Я снял с ноющего плеча автомат, вынул из седельного блока раздвижной походный столик и начал разбирать свой автомат, подробно поясняя Ирине, как он устроен и как функционирует. Она внимательно слушала и даже порывалась записывать, и только мой аргумент, что во время боя у нее не будет времени перечитать записи, остановил ее от этого.
Мы продолжали наш путь. Небо светлело. Между стволами колючих исполинов с приближением солнца пробуждалась жизнь дневная: начинали жужжать какие-то насекомые, чирикали первые птички — понятия не имею, как они зовутся и хорошо ли поют, но на Марсе такое в принципе услышишь не так часто, и я наслаждался. Где-то погавкивали церберы, а далеко-далеко, казалось, на самом крае земли, со стороны долины, в какой-то нереальной и жестокой стране тихим эхом слышались одинокие автоматные очереди и глухие удары взрывом: там погибали люди, и им казалось, что это правильно…
Все уже порядком подустали, и немудрено: мы спасались от глюка и зверья, приняли бой, были раненые, да вдобавок сделали почти двойной переход за одну ночь.

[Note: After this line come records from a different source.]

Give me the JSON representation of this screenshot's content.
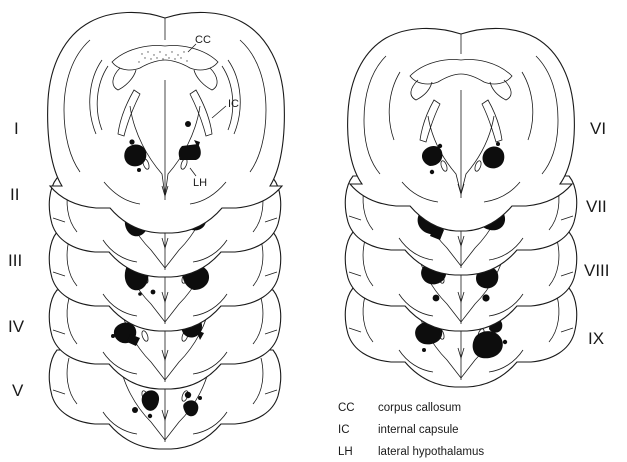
{
  "sections": {
    "left": [
      "I",
      "II",
      "III",
      "IV",
      "V"
    ],
    "right": [
      "VI",
      "VII",
      "VIII",
      "IX"
    ]
  },
  "annotations": {
    "cc": "CC",
    "ic": "IC",
    "lh": "LH"
  },
  "legend": [
    {
      "abbr": "CC",
      "text": "corpus callosum"
    },
    {
      "abbr": "IC",
      "text": "internal capsule"
    },
    {
      "abbr": "LH",
      "text": "lateral hypothalamus"
    }
  ]
}
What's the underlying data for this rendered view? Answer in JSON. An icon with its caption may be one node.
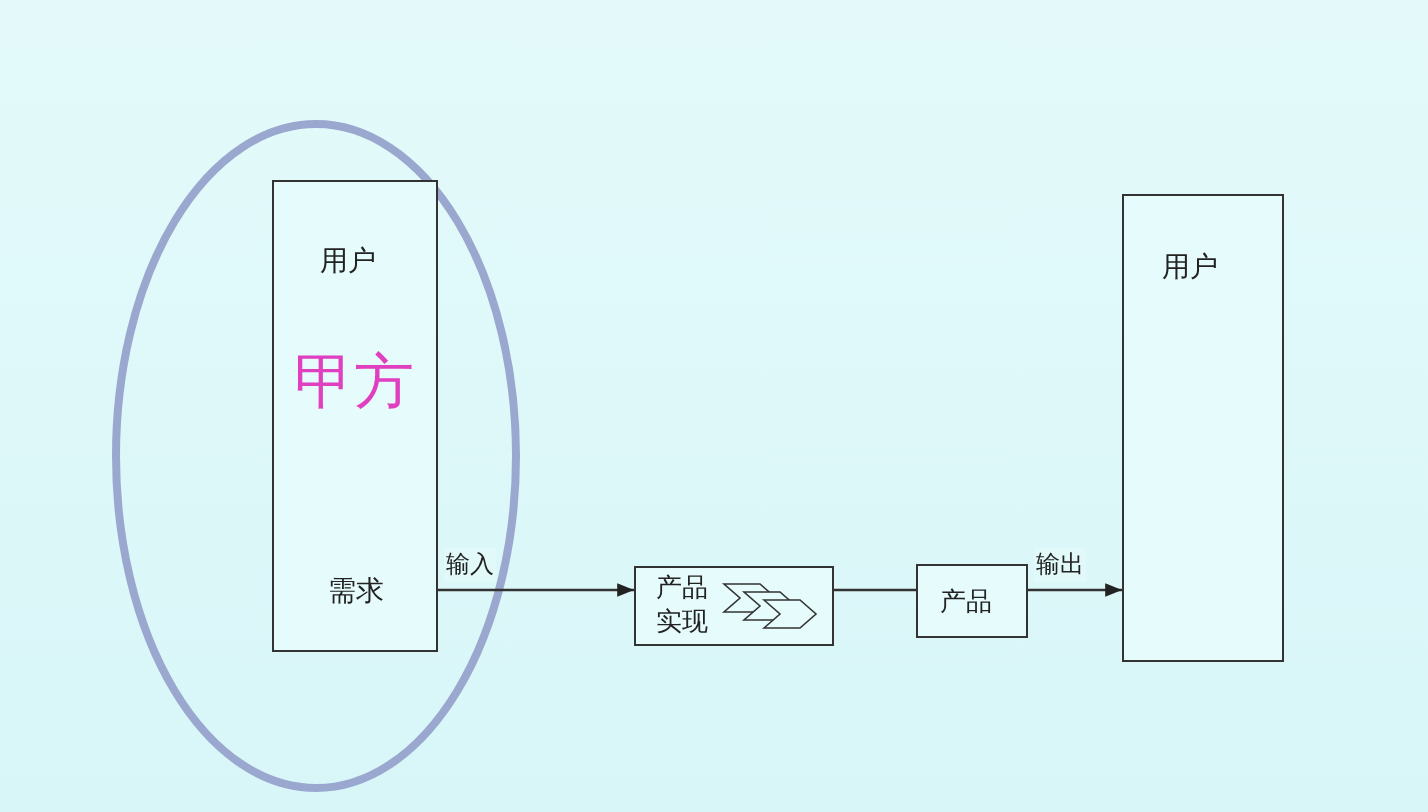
{
  "diagram": {
    "nodes": [
      {
        "text": [
          "用户",
          "甲方",
          "需求"
        ]
      },
      {
        "text": [
          "产品实现"
        ]
      },
      {
        "text": [
          "产品"
        ]
      },
      {
        "text": [
          "用户"
        ]
      }
    ],
    "edges": [
      {
        "from": 0,
        "to": 1,
        "arrow": "to",
        "label": "输入"
      },
      {
        "from": 1,
        "to": 2,
        "arrow": "none"
      },
      {
        "from": 2,
        "to": 3,
        "arrow": "to",
        "label": "输出"
      }
    ]
  }
}
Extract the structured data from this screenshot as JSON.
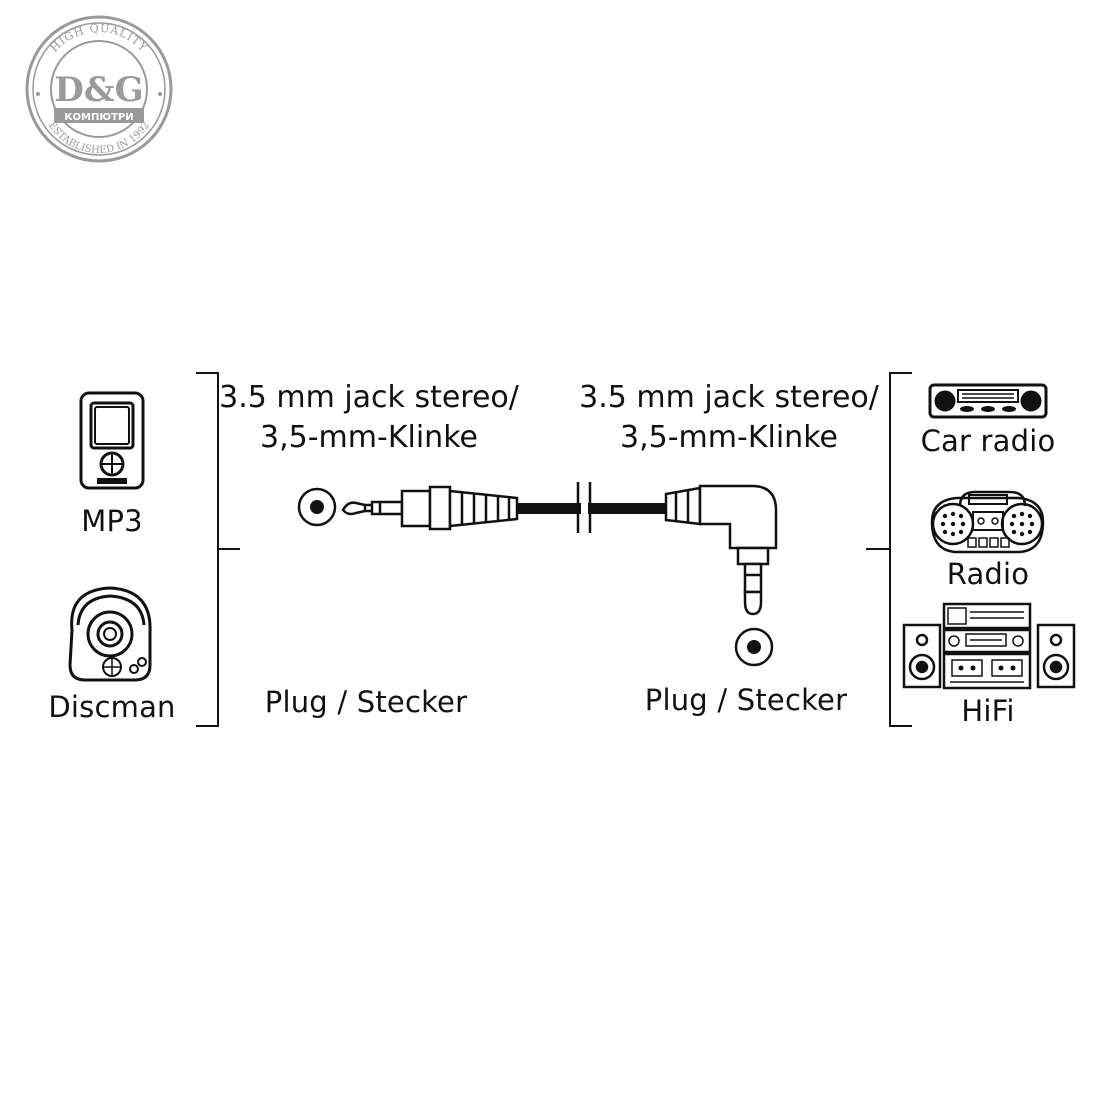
{
  "logo": {
    "brand": "D&G",
    "subtitle": "КОМПЮТРИ",
    "arc_top": "HIGH QUALITY",
    "arc_bottom": "ESTABLISHED IN 1992",
    "color": "#9a9a9a"
  },
  "left_devices": [
    {
      "label": "MP3",
      "icon": "mp3-player-icon"
    },
    {
      "label": "Discman",
      "icon": "discman-icon"
    }
  ],
  "right_devices": [
    {
      "label": "Car radio",
      "icon": "car-radio-icon"
    },
    {
      "label": "Radio",
      "icon": "boombox-icon"
    },
    {
      "label": "HiFi",
      "icon": "hifi-system-icon"
    }
  ],
  "connector_left": {
    "line1": "3.5 mm jack stereo/",
    "line2": "3,5-mm-Klinke",
    "type_label": "Plug / Stecker"
  },
  "connector_right": {
    "line1": "3.5 mm jack stereo/",
    "line2": "3,5-mm-Klinke",
    "type_label": "Plug / Stecker"
  },
  "colors": {
    "line": "#111111",
    "background": "#ffffff",
    "logo": "#9a9a9a"
  }
}
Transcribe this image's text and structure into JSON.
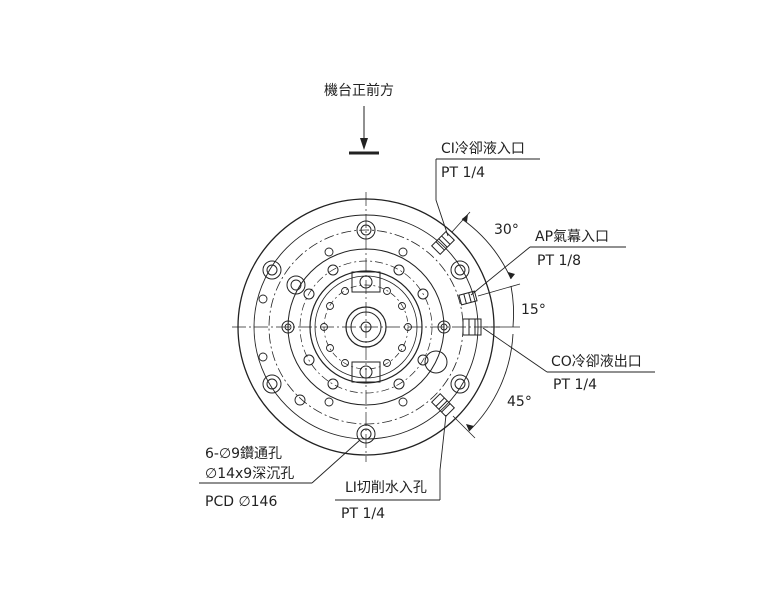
{
  "labels": {
    "front": "機台正前方",
    "ci_name": "CI冷卻液入口",
    "ci_thread": "PT 1/4",
    "ap_name": "AP氣幕入口",
    "ap_thread": "PT 1/8",
    "co_name": "CO冷卻液出口",
    "co_thread": "PT 1/4",
    "li_name": "LI切削水入孔",
    "li_thread": "PT 1/4",
    "hole_spec_1": "6-∅9鑽通孔",
    "hole_spec_2": "∅14x9深沉孔",
    "pcd": "PCD ∅146",
    "angle_30": "30°",
    "angle_15": "15°",
    "angle_45": "45°"
  },
  "colors": {
    "line": "#222222",
    "background": "#ffffff"
  }
}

Солнце большим оранжевым шаром поднималось нам навстречу и слепило глаза. Датчики радиации принялись истерично трещать. Я приказал всем опустить нашлемные светофильтры. Лучше всех в группе выглядел Скорцес: беготню в лесу он пережил в отключке, легкие его укусы от так разрекламированных им же мышей-вампиров быстро прошли, а во время стрельбы на «Изумруде» он напоминал мне памятник, и, видно, он сам убедил себя в том, что любая пуля от него отскочит.